Amongst the publications to which I’ve contributed over the years, the Restalrig Speaker is one of the most effective. Those without a connection to East Edinburgh will have heard of it, but being hand-delivered for free throughout Restalrig, Lochend and Craigentinny, it’s an essential means of communication in one of Edinburgh’s most deprived areas.
Produced by the Ripple Project, an independent charity based at the Hub community complex provided by Forth Ports, it keeps local people informed about events and developments about which they might otherwise not hear.
It does not compete with the Edinburgh Evening News but offers something different, as does the neighbouring Broughton Spurtle website , a robust champion for the people of the top of Leith Walk and the New Town.
Neither the Spurtle nor the Speaker are what might be described as mainstream media but they are just two examples of publications which have been able to sprout up over the past 20 years because of the drastically reduced cost and complexity of becoming a publisher.
The irony is that as easy as publishing has become, the more pressure mainstream publications have felt and the two are inter-related. Not only is there comparatively little cost for hyper-local publishers, more often than not they are produced for the love of it, not a main source of income. And new Ofom data shows that just under half of all people are sourcing their news via social media, in other words for free.
Following a Scottish Press Freedom Summit at Edinburgh University, Green MSP Andy Wightman blamed ownership for many of the problems facing mainstream publications, writing in The Scotsman that “Across the UK, the ownership of newspapers has become more concentrated in the hands of rich and powerful individuals whilst local media titles have been disappearing.”
The reality is that producing quality, high-frequency print products is an expensive business but the technology revolution has allowed people to regard news information as a free resource at the same time as allowing new competition to enter the market at much lower cost. It is certainly the case that large companies with high costs are under unrelenting pressure, but it is fanciful to blame ownership for wider structural difficulties.

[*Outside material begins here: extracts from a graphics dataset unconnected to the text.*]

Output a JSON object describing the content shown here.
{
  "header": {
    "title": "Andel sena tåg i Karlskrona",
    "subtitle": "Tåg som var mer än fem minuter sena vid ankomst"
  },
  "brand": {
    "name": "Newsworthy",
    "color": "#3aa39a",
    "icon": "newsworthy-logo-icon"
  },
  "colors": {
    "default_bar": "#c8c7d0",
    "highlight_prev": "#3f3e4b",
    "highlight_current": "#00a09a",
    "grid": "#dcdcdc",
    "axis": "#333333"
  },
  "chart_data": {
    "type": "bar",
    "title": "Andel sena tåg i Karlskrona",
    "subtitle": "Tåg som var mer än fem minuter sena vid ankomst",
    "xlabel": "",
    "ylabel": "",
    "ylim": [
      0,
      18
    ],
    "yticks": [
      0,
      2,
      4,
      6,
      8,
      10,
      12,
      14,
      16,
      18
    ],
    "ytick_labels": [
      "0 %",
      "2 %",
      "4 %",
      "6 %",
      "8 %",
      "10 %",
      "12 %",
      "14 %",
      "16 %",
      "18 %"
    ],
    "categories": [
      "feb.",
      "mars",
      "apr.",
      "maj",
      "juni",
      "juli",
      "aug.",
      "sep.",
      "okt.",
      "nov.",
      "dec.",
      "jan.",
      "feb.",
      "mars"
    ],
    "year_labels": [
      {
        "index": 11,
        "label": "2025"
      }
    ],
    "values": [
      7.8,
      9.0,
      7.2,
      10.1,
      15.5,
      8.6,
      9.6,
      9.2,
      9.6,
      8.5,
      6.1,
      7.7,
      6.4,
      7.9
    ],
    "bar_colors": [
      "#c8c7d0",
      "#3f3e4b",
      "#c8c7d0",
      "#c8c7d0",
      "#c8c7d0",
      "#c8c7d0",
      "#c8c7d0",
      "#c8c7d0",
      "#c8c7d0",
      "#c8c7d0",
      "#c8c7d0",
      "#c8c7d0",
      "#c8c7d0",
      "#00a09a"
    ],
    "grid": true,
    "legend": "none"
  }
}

The Scottish news market is as tough as anywhere, but remains comparatively healthy. When there was a closure, as in the case of JPI Media’s decision to cease publication of The Buteman in June, the independent publisher DNG immediately stepped in to launch the Isle if Bute News through its Argyll media subsidiary.
Nor is it always the case that small and local is the answer, with the independent Turriff Advertiser on the point of closure before Scottish Provincial Press took over earlier this year.
Wightman is correct that crowdfunding, community interest companies and co-operatives will be very important in the future growth of local communications but while some will thrive others will fold. Some might even be bought out. But to say they can provide “a more democratic and accountable ownership” needlessly politicises what is not a political problem.
Scotland is replete with quality publications large and small, but launching a political attack on owners wrestling with global changes in news publication and consumption helps no-one.